One of the houses across the street from our house was recently broken into. The woman who lives there came knocking on everyone’s door telling us that we are bad neighbors and that the neighborhood watch signs should actually mean something.
I actually recently Googled it and found out what the neighborhood watch thing actually means. It means that everyone in the neighborhood is obligated to report any suspicious activity.
I honestly didn’t see anything happening, and I am sure someone would have said something if they had seen it.
My dad is a little paranoid when it comes to safety and takes it very seriously. I once told him that I heard someone knocking on the window behind the house and he grabbed a bat from I don’t know where and went straight to the backyard. He said he hadn’t seen anything but still installed window locking devices on my window along with a motion detector that would begin beeping as soon as it sensed anything moving it.
But first, I have to tell you a bit about when I was a kid.
Back when I was six or seven years old, I used to stand by my window in the backyard to see the cats that would come by and run around frantically. It was a boring hobby, but they looked really funny going around in circles and jumping. Years later, I found that they were actually hunting mice, but that’s besides the point.
It was fun until the one time that the figure of a short woman with a big dark jacket showed up from the area behind our shed where I kept my bike. She creeped up slowly to the middle of the yard, her head hunched over. She shooed the cats away angrily and laid down on the ground. Then, she crawled back to the corner of the yard. I remember standing there, frozen with my eyes fixed on her. She crawled like a crooked baby with one of her legs stretched out as she clawed her way back to the shadows.
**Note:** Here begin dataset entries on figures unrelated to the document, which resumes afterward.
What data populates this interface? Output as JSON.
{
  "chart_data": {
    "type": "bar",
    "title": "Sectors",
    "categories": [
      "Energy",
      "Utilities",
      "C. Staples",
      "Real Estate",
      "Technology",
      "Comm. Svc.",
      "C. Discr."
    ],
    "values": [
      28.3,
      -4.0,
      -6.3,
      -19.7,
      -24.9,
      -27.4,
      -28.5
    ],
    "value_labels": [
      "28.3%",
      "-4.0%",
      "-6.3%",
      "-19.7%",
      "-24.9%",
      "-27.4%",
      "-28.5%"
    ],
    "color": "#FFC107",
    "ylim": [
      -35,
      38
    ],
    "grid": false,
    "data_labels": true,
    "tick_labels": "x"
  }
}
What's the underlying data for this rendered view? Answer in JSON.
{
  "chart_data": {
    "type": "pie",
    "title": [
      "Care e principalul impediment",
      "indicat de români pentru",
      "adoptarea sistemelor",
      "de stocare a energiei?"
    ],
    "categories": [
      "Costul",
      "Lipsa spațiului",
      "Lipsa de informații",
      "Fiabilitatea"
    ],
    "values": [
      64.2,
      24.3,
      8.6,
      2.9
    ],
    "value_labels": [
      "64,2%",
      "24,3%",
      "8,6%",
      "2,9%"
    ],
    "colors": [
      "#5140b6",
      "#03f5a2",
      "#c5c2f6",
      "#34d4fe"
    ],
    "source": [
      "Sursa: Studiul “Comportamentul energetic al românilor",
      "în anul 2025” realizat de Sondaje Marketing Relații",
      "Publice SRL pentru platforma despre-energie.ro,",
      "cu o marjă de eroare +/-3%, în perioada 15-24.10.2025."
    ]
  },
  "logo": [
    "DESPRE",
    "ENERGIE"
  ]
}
I don’t have my drawings from back then to confirm this, but my mom always reminds me of the time I started drawing an old woman with the darkest pencils and crayons I had. I used to draw many things as a kid, since I lived far from my friends from school and had lots of time because I always finished my homework in the detention room. I wasn’t a bad kid, but the school let my dad come pick me up after work an hour after school since he refused to let me walk home or take the bus by myself, so they doubled the detention room as a sort of waiting area for me.
Please don’t get me wrong, I don’t remember every detail about the woman from the shadows, but the situation with the motion detectors is bringing back all of these memories little by little.
Recently, after the break in at the neighbor’s house, my dad installed some exterior cameras and motion sensor lights. He’s very proud of the setup and he will talk your ear off about it if you ask him, but to summarize his usual talking points the motion sensors will turn on a set of lights if you’re within ten feet of any wall of the house, while the cameras begin rolling in night-vision as soon as they detect any movement in their line of sight. You can tell if there’s a cat or something moving nearby based on which lights turn on, which makes it annoying to sleep through, and I was slowly getting used to them until about a week ago.
At around 2 or 3 in the morning I faintly remember the usual light outside my window turning on, but out of nowhere, things got a whole lot brighter and then I heard the sound of glass breaking and everything went dark.
I screamed, but my dad was probably already on his way to my room with a crowbar in his hand and a flashlight in the other because he came in about 2 seconds later.
I ran toward the door frame behind my dad as he aimed outside toward the yard with his flashlight, but could only see his silhouette. I kept searching for the light switch in the dark until the lights finally turned on and saw my dad standing by my window with his flashlight aimed right at the corner of the yard.
I slept in my parent’s room that night, and my dad hasn’t told me what he saw.
You see, my dad had installed flood lights that would turn on automatically if they detected movement right outside our doors and windows, so that’s what the bright lights were. Someone had been right by my window that night and I could tell my dad was very concerned.
He taught me a new way to close and secure my windows and he also moved my bed to a different corner of my room.
It took me a long time to catch sleep that night, I first blamed the new position of my bed, but I soon started remembering the woman from the shadows from my childhood.
I remembered her hand stretched out toward me as she dangled a mouse.
I then remembered her long teeth and her broken fingers as she waved at me from the yard.
I remembered now the way I would flip through my notebook to show her my drawings from my window.
I also remember how angry she got when we put a wading pool in the yard one summer. She also got upset when we first got our dog until he started refusing to go the backyard.
Just as the memories of her angry face and the way she would made me cry was creeping back to my head, I heard a tapping on my window.
There she was. She held a shovel with both hands. I could see her long dark hair and yellow teeth.
Then, a beep. The flood lights turned on.
She attacked the lamp with her shovel at a superhuman speed until the glass broke. My dad came rushing to my room once again.
“Those lights keep exploding, don’t they?” he asked, his eyes locking with mine.
“I think so,” I answered.
I could tell by his look that he knew that I knew the truth. I’m sure he had reviewed the cameras by then.